Digital Child Health Hub proposed

  • 29 February 2016
Digital Child Health Hub proposed

NHS England wants to create a Digital Child Health Hub to bring together information on a child’s health from multiple systems.

Digital Health News reported in January that the commissioning board was developing a five-year Children’s Health Digital Strategy, due to be published by summer 2016.

A draft strategy has since been published, which describes the plan for a Digital Child Health Hub, which would be accessible by both clinicians and patients and their carers.                           

The idea is to create a consolidated core clinical record for children and young people, drawn from existing information systems. Appointment booking or directories of local services will likely be provided by the newly revamped NHS.uk website, and the two will work seamlessly together as part of the online hub.

Interoperability is key, the strategy says, to making sure that child health information systems already in use nationwide can either flow elements of their data to the core clinical record, or that the core clinical record can use a record locator service to discover and present that same data in a summary view.     

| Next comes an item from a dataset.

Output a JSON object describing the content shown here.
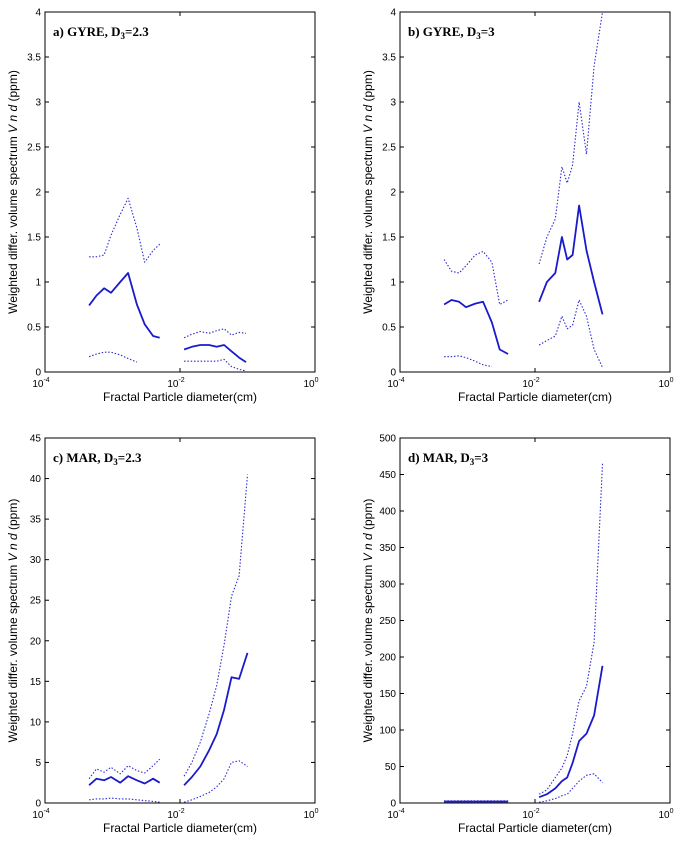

“A programme of interoperability will be required to move the current information services away from their reliance on paper data flows and duplication/re-keying of data and subsequently to enable the data to flow to a summary view and between professional health systems,” the draft document says.            

It explains that contents and structuring for a core record are proposed in the Output and Information Requirements Specifications for Child Health Information Services, published by Public Health England in 2015. Standards for interoperability will also need to be agreed upon.                       

“In order to facilitate appropriate access to child health information for all involved in the care of children consent frameworks, role based access and authentication standards will need to be implemented," the strategy says.

"[This is] so that parents and young people and professionals have confidence that data is held securely and shared in alignment with the parent’s/young person’s wishes."

A population management service is also required, which will hold information such as the child's local authority, GP and school.            

“Creating a platform for this service nationally, and integrating it with the Personal Demographic Service and a population management service, creates the central, transferrable record that has been missing,” the draft document says.

Before the strategy is published, NHS England plans to publish; standard operating procedures for population management; an information governance framework for children’s health; a definition of a summary child health view; an interoperability roadmap and standards; message standards and message specifications; and revision of the output based specification for child health information systems.

A national lead for the project will also be appointed. While the ultimate vision for the hub will be delivered by 2020, the strategy says the programme of work should improve child health information services over the next few years.

It says current systems vary greatly in scope and function and the structure of the old operating model is no longer appropriate. “Many of the issues raised by stakeholders reflect the fact that child health information services are organisationally determined rather than child or family-centric,” the strategy says.

“We need to think past and outside of the organisations ‘owning’ and managing systems, to focus on what is needed to create an integrated information service which provides for the safety and wellbeing of children and families whether it be used for personal, professional or public health reasons.”